La biblioteca, aunque debidamente tenida en cuenta en las numerosas reformas y ampliaciones de la casa, había ido absorbiendo, como un estado invasor, una habitación tras otra, hasta ocupar la mayor parte de la planta baja. Su sala principal era grande y sus paredes estaban cubiertas de libros casi hasta el techo; las habitaciones a las que se extendía eran de diversos tamaños y formas, y comunicaban entre sí de maneras igualmente diversas: por puertas, por arcos abiertos, por pasillos cortos, por escalones que subían y bajaban.
Pasaba la mayor parte del tiempo en la gran sala, leyendo libros de ciencia, tanto antiguos como modernos, ya que lo que más me interesaba era la historia de la mente humana en relación con el conocimiento supuesto. Ptolomeo, Dante, los dos Bacon y Boyle significaban para mí incluso más que Darwin o Maxwell, ya que estaban mucho más cerca de la caravana desaparecida que se adentraba en la oscuridad de la ignorancia.
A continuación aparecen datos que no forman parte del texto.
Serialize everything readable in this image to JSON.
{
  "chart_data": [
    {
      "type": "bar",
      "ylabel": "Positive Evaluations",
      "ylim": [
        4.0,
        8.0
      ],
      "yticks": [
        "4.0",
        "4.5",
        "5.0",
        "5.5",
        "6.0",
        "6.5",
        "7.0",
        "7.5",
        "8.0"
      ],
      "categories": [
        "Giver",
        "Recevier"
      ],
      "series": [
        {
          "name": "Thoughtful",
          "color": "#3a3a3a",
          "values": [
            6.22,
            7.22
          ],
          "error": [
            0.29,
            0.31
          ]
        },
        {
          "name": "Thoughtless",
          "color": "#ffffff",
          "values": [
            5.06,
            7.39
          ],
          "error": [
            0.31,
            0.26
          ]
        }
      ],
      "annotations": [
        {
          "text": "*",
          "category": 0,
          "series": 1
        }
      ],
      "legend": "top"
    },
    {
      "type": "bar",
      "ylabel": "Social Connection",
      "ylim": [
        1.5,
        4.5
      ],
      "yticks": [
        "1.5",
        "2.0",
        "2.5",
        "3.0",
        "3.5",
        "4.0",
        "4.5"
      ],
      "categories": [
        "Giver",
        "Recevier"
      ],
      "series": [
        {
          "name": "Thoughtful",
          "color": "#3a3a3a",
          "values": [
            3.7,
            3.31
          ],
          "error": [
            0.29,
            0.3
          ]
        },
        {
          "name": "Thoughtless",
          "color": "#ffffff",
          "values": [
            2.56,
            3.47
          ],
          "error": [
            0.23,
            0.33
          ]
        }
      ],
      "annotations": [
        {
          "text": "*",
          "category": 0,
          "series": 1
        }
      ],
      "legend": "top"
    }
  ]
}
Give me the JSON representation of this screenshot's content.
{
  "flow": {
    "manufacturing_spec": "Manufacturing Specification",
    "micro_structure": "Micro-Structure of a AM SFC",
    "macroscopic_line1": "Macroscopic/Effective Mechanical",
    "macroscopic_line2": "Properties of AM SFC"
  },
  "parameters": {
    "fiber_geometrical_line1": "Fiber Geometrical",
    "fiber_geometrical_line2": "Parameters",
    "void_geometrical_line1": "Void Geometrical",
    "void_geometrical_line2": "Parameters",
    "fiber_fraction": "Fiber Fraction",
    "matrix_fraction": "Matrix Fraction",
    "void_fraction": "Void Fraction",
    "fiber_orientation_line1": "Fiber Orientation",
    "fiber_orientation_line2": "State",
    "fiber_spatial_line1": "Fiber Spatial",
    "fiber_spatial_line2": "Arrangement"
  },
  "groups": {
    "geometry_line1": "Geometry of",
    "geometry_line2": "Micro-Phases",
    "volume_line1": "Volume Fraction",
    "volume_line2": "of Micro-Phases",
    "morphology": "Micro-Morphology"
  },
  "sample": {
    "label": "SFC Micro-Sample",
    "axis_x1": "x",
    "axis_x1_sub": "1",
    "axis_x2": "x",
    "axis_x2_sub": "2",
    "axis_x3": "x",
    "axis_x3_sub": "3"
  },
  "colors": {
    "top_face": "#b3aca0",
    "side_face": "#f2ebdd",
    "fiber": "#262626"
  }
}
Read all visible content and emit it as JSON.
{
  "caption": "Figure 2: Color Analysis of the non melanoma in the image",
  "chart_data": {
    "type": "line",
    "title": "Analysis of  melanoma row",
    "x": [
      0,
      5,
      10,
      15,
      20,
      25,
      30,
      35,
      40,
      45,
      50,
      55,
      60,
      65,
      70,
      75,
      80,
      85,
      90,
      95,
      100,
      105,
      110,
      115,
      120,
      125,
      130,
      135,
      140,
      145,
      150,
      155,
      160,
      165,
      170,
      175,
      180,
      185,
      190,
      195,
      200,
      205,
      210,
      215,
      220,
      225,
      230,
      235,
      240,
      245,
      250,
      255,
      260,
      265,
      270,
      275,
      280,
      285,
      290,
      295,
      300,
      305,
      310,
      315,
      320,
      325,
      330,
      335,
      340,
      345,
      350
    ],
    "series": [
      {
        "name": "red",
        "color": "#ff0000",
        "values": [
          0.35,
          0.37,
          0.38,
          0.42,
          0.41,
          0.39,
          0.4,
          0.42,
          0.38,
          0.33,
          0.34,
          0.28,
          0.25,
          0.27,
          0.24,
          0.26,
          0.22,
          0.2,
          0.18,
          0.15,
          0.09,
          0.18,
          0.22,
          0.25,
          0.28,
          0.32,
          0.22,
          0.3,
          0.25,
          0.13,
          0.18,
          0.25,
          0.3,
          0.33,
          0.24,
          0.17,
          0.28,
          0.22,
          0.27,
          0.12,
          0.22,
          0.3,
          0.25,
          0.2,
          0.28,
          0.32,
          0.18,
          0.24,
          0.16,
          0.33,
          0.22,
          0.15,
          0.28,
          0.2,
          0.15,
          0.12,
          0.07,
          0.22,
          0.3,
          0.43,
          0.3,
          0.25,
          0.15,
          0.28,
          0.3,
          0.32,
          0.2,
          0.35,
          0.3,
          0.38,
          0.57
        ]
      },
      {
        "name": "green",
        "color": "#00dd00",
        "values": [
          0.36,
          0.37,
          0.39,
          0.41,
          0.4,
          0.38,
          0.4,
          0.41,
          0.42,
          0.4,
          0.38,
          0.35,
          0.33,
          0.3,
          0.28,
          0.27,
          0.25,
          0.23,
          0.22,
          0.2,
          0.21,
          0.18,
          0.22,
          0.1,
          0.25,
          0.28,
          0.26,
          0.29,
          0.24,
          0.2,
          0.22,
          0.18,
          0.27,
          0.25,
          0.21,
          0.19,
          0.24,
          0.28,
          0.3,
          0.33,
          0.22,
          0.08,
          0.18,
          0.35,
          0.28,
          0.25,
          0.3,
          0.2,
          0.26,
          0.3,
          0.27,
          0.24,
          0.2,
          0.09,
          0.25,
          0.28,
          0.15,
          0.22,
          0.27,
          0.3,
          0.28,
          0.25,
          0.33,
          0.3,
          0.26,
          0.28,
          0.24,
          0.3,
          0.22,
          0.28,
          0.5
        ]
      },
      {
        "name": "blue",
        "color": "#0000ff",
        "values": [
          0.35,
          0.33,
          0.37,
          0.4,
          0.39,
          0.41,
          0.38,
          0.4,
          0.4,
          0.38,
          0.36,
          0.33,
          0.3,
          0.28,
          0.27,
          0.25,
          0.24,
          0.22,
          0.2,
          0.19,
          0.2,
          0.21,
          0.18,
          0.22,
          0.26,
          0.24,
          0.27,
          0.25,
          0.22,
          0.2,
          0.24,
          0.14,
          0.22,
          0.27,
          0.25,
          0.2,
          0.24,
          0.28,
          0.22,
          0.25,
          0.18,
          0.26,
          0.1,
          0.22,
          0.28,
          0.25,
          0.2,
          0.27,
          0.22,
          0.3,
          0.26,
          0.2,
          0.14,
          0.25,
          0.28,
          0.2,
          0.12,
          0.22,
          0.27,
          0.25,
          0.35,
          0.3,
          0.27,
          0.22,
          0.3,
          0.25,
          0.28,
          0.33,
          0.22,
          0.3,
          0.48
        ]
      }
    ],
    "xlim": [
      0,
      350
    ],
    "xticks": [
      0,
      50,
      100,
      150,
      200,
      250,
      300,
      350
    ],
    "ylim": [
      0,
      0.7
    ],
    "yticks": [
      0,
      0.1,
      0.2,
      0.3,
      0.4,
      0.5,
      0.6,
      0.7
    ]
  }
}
En la tarde de un día sombrío de agosto, estaba sentado en mi lugar habitual, de espaldas a una de las ventanas, leyendo. Había llovido durante la mayor parte de la mañana y la tarde, pero justo cuando se ponía el sol, las nubes se abrieron delante de él y su luz iluminó la habitación. Me levanté y miré por la ventana. En el centro del gran césped, la parte superior plumosa de la columna de la fuente estaba llena de su rojo esplendor. Me volví para volver a sentarme, cuando mi mirada se posó en el mismo resplandor que se reflejaba en el único cuadro de la habitación, un retrato, en una especie de nicho o pequeño altar empotrado en la amplitud de las estanterías repletas de libros. Sabía que era el retrato de uno de mis antepasados, pero nunca me había preguntado por qué estaba allí solo, y no en la galería o en una de las grandes salas, entre los demás retratos de la familia. La luz directa del sol resaltaba maravillosamente el cuadro; por primera vez me pareció verlo, y por primera vez me pareció que respondía a mi mirada. Con los ojos llenos de la luz que reflejaba, algo, no sé qué, me hizo volverme y echar un vistazo al fondo de la habitación, donde vi, o me pareció ver, una figura alta que alzaba una mano hacia una estantería. Al instante siguiente, mi visión aparentemente rectificada por la penumbra comparativa, no vi a nadie y concluí que mis nervios ópticos se habían visto momentáneamente afectados desde dentro.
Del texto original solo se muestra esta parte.